Por Wens Silvestre
La
última sucesión constitucional devuelve a nuestro país a un punto ya conocido:
legitimidad de origen suficiente para gobernar, pero legitimidad de desempeño
aún por construir. El gabinete encabezado por Ernesto Álvarez se presenta como
“de transición y reconciliación”, aunque su coherencia interna dependerá de si
la conducción política modera el tono y ordena prioridades en tres frentes que
se cruzan esta semana: la calle (protesta del 15 de octubre), el Congreso
(donde se define la gobernabilidad efectiva) y la economía (sensibilidad de
ingresos y empleos a cualquier shock de incertidumbre).
El
elenco ministerial confirma una apuesta tecnocrática: perfiles con experiencia
en cargos medios -viceministerios, direcciones, asesorías- capaces de ejecutar
procesos y destrabar expedientes. Eso acorta la curva de aprendizaje y reduce
el riesgo de escándalos, pero trae dos límites: baja densidad política para
negociar con bancadas y regiones, y vocerías frágiles ante la conflictividad social.
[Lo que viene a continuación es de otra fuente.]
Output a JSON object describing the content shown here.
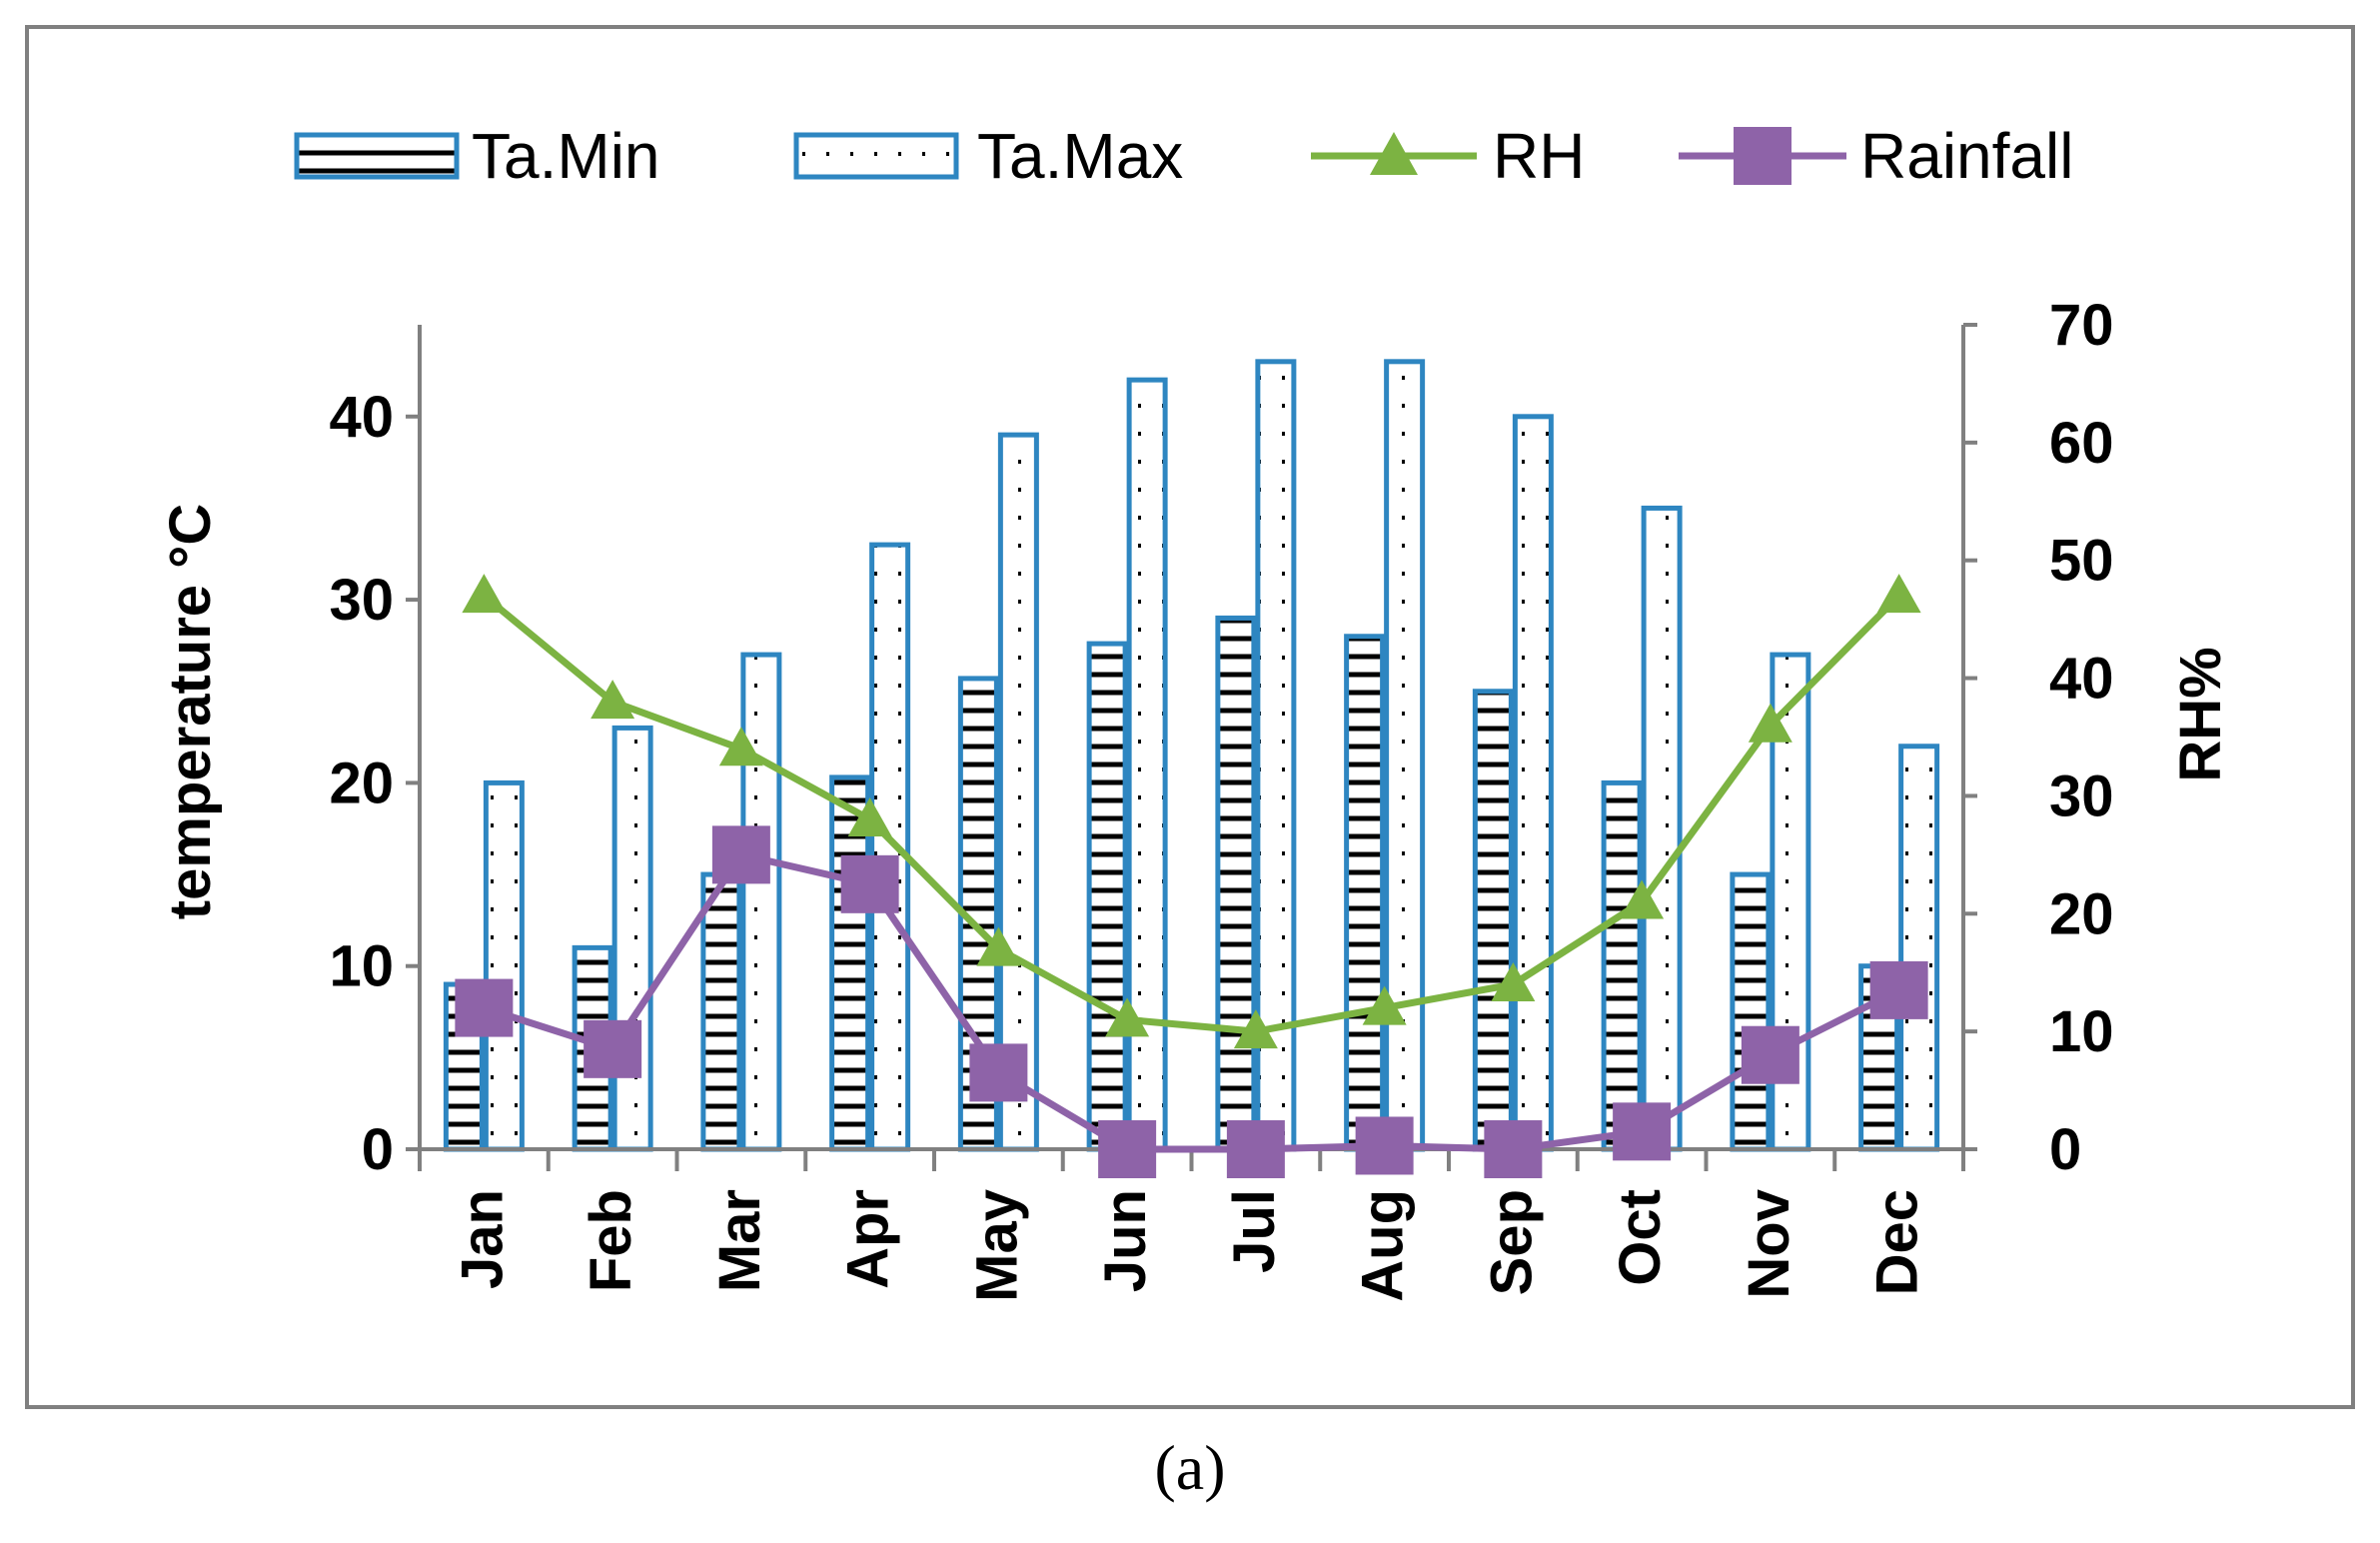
{
  "chart_data": {
    "type": "bar",
    "categories": [
      "Jan",
      "Feb",
      "Mar",
      "Apr",
      "May",
      "Jun",
      "Jul",
      "Aug",
      "Sep",
      "Oct",
      "Nov",
      "Dec"
    ],
    "series": [
      {
        "name": "Ta.Min",
        "type": "bar",
        "axis": "left",
        "values": [
          9,
          11,
          15,
          20.3,
          25.7,
          27.6,
          29,
          28,
          25,
          20,
          15,
          10
        ]
      },
      {
        "name": "Ta.Max",
        "type": "bar",
        "axis": "left",
        "values": [
          20,
          23,
          27,
          33,
          39,
          42,
          43,
          43,
          40,
          35,
          27,
          22
        ]
      },
      {
        "name": "RH",
        "type": "line",
        "axis": "right",
        "values": [
          47,
          38,
          34,
          28,
          17,
          11,
          10,
          12,
          14,
          21,
          36,
          47
        ]
      },
      {
        "name": "Rainfall",
        "type": "line",
        "axis": "right",
        "values": [
          12,
          8.5,
          25,
          22.5,
          6.5,
          0,
          0,
          0.3,
          0,
          1.5,
          8,
          13.5
        ]
      }
    ],
    "yaxis_left": {
      "label": "temperature  °C",
      "min": 0,
      "max": 45,
      "ticks": [
        "0",
        "10",
        "20",
        "30",
        "40"
      ]
    },
    "yaxis_right": {
      "label": "RH%",
      "min": 0,
      "max": 70,
      "ticks": [
        "0",
        "10",
        "20",
        "30",
        "40",
        "50",
        "60",
        "70"
      ]
    },
    "legend": {
      "position": "top",
      "items": [
        "Ta.Min",
        "Ta.Max",
        "RH",
        "Rainfall"
      ]
    },
    "caption": "(a)"
  },
  "colors": {
    "bar_border": "#2E86C1",
    "rh_line": "#7CB342",
    "rain_line": "#8E63A8",
    "axis": "#808080",
    "frame": "#808080"
  }
}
El nodo es la PCM: Álvarez llega con capital jurídico, pero con un marco
discursivo sobre la protesta que, si no se corrige, contamina la promesa de
reconciliación.
Lo
que dejó el 15 de octubre confirma ese dilema. La movilización convocada por
colectivos juveniles derivó en choques en el Centro de Lima con un saldo de un
fallecido --identificado como Eduardo Ruiz, de 32 años- y decenas de heridos;
los reportes oscilan entre 80 y 89 policías lesionados y 20 o más civiles,
además de periodistas heridos y detenidos. La Fiscalía abrió investigación por
muerte causada por arma de fuego; el Ejecutivo lamentó el deceso y habló de “infiltración
de delincuentes”, mientras la Defensoría y medios internacionales registraron
un uso intensivo de gases y proyectiles durante los enfrentamientos cerca del
Congreso. El cuadro es nítido: la protesta no fue un mero “acto subversivo”,
pero tampoco un día sin violencia; fue, sobre todo, un test fallido de gestión
del conflicto por parte del Estado.
Orden
y derechos no son bienes rivales. Pensar que la única manera de recuperar
confianza es elevando el umbral represivo ignora que el costo-país también sube
cuando hay lesiones a derechos y crisis reputacionales. Una transición se mide
por 100 días: medicinas disponibles, patrullaje efectivo, agua y saneamiento
que avanzan, trámites que se acortan. El resto es agenda para el siguiente
ciclo. Sin correlación en el Pleno, la gestión deriva en interpelaciones y
fuego amigo; la política parlamentaria no se terceriza a voceros: la PCM debe
negociar todos los días.
Las
convocatorias del 15/10 no son un referéndum sobre el gobierno en su conjunto;
son un termómetro de rechazo acumulado al Congreso y a la sucesión, de agendas
específicas (derechos de las mujeres, juventudes, seguridad, etc.) y de la
respuesta estatal. Si el gobierno diferencia con precisión entre violentistas y
ciudadanía, baja la temperatura; si persevera en rótulos estigmatizantes,
incentiva la escalada. El indicador clave no es el número de marchantes, sino
la gestión del conflicto: cero fallecidos, cero lesiones graves, protocolos
transparentes y vocería única.
A
30–90 días, el escenario base es un gabinete operativo con plan de 100 días y
conflictividad intermitente si la PCM corrige el tono. El escenario de riesgo
combina narrativa punitiva, nuevos incidentes y paros regionales con ventana de
interpelaciones; la economía entra en modo cautela. La oportunidad exige
diálogo con plataformas juveniles, de mujeres y de otros sectores afectados por
la inseguridad, publicación de protocolos y entregables rápidos (medicamentos,
seguridad focalizada, destrabe de 20 obras) para reposicionar la palabra
“reconciliación” como política pública.
La
oposición responsable debe ejercer control político firme y cauces de salida:
exigir protocolos, metas y cronograma no debilita al gobierno, lo ordena. Tres
líneas rojas razonables: no estigmatizar la protesta, transparencia total en
intervenciones y compras, y priorizar servicios al ciudadano por encima de
reformas polarizantes. Si el Ejecutivo cumple, se viabiliza su agenda básica;
si incumple, interpelaciones en 30 días y recomposición de lo que no funciona.
En
síntesis, este gabinete tiene capacidad operativa para una transición eficaz,
pero su éxito descansa en un giro inmediato de la PCM: de la lógica de la
sospecha a la gestión con reglas. El 15 de octubre dejó un costo humano y una
agenda institucional: sin estándares y sin diálogo, la promesa de
reconciliación se convierte en un multiplicador de conflicto.